We identified 6 different subtypes of innate lymphoid cells and through modelling cell-to-cell interactions between these subtypes, we identified known as well as putative novel modes of cell communication. Moreover, I observed shifts in population structure dependent on the microbiota, namely more ILC1 cells in conventional colonised mice than in antibiotics treated or germ free mice and more of ILC3p cell subset in germ free mice in comparison to colonised and antibiotics treated mice. The fact that enrichment of ILC3p is observable only in germ free condition, but not in antibiotics treated mice it suggests that this subset is developmentally determined by microbiota in early life. Differential gene expression analysis revealed terms related to immune system function as well as MAPK signalling. Moreover, we identified and characterised three cellular states in the liver - activated stellate cells, activated endothelial cells and activated Kupffer cells. I was able to demonstrate that these unique, previously uncharacterized stellate, endothelial, Kupffer cell, monocyte and neutrophil subsets drive a conserved chain of events leading to ALF.We unraveled a common Myc-dependent transcriptional program driving stellate, endothelial and Kupffer cell activation during ALF, which is regulated by microbiome through TLR and MAPK signalling.
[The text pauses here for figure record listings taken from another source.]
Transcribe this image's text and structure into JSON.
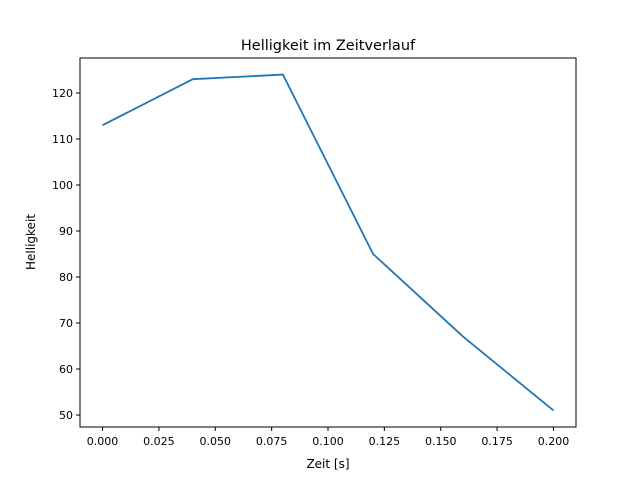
{
  "chart_data": {
    "type": "line",
    "title": "Helligkeit im Zeitverlauf",
    "xlabel": "Zeit [s]",
    "ylabel": "Helligkeit",
    "xlim": [
      -0.01,
      0.21
    ],
    "ylim": [
      47.4,
      127.6
    ],
    "xticks": [
      0.0,
      0.025,
      0.05,
      0.075,
      0.1,
      0.125,
      0.15,
      0.175,
      0.2
    ],
    "xtick_labels": [
      "0.000",
      "0.025",
      "0.050",
      "0.075",
      "0.100",
      "0.125",
      "0.150",
      "0.175",
      "0.200"
    ],
    "yticks": [
      50,
      60,
      70,
      80,
      90,
      100,
      110,
      120
    ],
    "ytick_labels": [
      "50",
      "60",
      "70",
      "80",
      "90",
      "100",
      "110",
      "120"
    ],
    "grid": false,
    "series": [
      {
        "name": "Helligkeit",
        "color": "#1f77b4",
        "x": [
          0.0,
          0.04,
          0.08,
          0.12,
          0.16,
          0.2
        ],
        "y": [
          113,
          123,
          124,
          85,
          67,
          51
        ]
      }
    ]
  }
}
I characterised the populations and interactions between them, showing that Myc regulates transcription of Ccl2 chemokine that mediates signalling between resident cell types and blood monocytes to drive tissue infiltration of the latter population. We have also shown that abrogation of this transcriptional program by systemic administration of Myc, IRAK4 and p38 kinase inhibitors, or microbiome depletion, leads to significant ALF attenuation.